Panel
8. Negotiating Margins: Representations, Resistances, Agencies
Highlighting the “difference” or “aberration” of indigenous communities in India was central to the construction of their “uncivilized” status in British colonial policy and scholarship. Existing scholarship on indigeneity in modern South Asia has highlighted how elite opinion, whether it be colonial or Indian, emphasized the “strangeness” of the lifestyles of the indigenous communities. Recent scholarship at the intersections of gender, sexuality and indigeneity has noted how any sexual or marital practice that deviated from the norms of upper-caste Hindu heteronormative patriarchy was deemed “uncivilized,” reinforcing the “aberration” of the indigenous. In this paper, I argue that the field of sexology played a seminal role in this process as it endowed it with a sense of scientific objectivity and legitimacy. My paper focuses on the seven volumes of the English sexologist Ellis’ monumental work, Studies in the Psychology of Sex and demonstrates how Ellis focused on the alleged hypersexuality of specific indigenous communities in India, namely the Andamanese and the Hos.

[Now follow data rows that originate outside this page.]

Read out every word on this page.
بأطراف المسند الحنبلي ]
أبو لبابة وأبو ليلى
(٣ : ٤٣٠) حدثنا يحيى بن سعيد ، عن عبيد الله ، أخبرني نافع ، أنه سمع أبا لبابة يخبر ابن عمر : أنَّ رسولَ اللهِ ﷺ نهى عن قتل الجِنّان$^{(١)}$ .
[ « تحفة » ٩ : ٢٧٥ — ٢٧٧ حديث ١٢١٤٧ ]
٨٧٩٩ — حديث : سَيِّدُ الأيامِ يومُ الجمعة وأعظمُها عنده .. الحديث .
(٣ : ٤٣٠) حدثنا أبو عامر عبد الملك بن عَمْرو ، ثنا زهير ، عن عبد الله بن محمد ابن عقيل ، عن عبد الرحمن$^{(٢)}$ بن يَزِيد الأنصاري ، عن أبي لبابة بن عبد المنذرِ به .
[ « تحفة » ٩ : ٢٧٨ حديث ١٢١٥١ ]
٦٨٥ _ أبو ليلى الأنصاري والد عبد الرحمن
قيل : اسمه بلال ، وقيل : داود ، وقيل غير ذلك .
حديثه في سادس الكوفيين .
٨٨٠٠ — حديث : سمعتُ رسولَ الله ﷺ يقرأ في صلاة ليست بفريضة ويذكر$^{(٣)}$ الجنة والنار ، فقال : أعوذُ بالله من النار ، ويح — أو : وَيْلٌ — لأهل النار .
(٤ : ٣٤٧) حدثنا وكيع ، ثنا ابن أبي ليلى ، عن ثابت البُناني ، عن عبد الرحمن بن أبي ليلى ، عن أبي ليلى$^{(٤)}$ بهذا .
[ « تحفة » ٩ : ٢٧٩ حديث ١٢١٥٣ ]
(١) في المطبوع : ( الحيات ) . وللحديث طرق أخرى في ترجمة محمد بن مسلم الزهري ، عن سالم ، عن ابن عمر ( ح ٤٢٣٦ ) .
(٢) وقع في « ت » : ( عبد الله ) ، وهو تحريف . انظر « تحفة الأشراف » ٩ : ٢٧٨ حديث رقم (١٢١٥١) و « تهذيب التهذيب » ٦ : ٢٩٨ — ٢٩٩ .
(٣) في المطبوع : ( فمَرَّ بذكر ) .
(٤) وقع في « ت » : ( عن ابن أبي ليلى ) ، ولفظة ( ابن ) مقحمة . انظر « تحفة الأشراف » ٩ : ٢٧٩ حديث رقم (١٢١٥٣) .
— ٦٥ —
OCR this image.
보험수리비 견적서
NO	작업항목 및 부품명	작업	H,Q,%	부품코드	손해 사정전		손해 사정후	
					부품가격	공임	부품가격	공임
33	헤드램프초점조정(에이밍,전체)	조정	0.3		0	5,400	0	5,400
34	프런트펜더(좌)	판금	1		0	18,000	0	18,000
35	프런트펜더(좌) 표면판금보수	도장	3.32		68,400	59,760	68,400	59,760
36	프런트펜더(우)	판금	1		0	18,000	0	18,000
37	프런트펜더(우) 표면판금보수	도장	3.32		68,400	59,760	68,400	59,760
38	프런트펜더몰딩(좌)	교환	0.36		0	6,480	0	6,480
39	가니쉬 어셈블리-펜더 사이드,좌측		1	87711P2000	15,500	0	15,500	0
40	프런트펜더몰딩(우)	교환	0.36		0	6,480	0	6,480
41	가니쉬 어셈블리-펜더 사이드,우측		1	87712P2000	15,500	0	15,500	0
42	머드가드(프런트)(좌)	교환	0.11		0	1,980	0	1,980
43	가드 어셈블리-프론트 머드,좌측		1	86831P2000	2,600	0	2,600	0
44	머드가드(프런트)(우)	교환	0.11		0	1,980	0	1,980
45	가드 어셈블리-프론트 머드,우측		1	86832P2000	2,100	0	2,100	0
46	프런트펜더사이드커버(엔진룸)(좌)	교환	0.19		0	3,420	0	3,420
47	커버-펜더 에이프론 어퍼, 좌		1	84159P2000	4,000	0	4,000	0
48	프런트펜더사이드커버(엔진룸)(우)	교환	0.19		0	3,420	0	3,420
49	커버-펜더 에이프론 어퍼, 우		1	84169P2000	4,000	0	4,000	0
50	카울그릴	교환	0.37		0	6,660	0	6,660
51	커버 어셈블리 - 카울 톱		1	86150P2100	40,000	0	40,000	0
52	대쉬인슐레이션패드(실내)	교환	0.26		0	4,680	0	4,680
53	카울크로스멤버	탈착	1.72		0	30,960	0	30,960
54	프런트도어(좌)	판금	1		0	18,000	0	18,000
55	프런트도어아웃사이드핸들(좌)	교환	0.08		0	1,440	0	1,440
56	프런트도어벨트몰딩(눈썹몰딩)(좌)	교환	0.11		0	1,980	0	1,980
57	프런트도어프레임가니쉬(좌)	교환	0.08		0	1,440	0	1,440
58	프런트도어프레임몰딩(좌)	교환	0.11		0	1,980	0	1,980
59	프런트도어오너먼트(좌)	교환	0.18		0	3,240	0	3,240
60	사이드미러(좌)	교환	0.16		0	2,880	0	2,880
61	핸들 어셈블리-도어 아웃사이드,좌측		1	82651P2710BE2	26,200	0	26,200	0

The paper reveals the manner in which the sexual practices of these indigenous communities used to make a qualitative difference between the sexual practices of the “lower races” and the “higher races” in India. Furthermore, such a pathologized view of indigenous sexuality also informed the work of elite Indian sexologists such as A.P. Pillay as well as the writings of the anthropologist, Verrier Elwin. Thus, the spectre of sexually aberrant indigeneity first cast by colonial sexology has left a lasting legacy in the sexological history of modern India.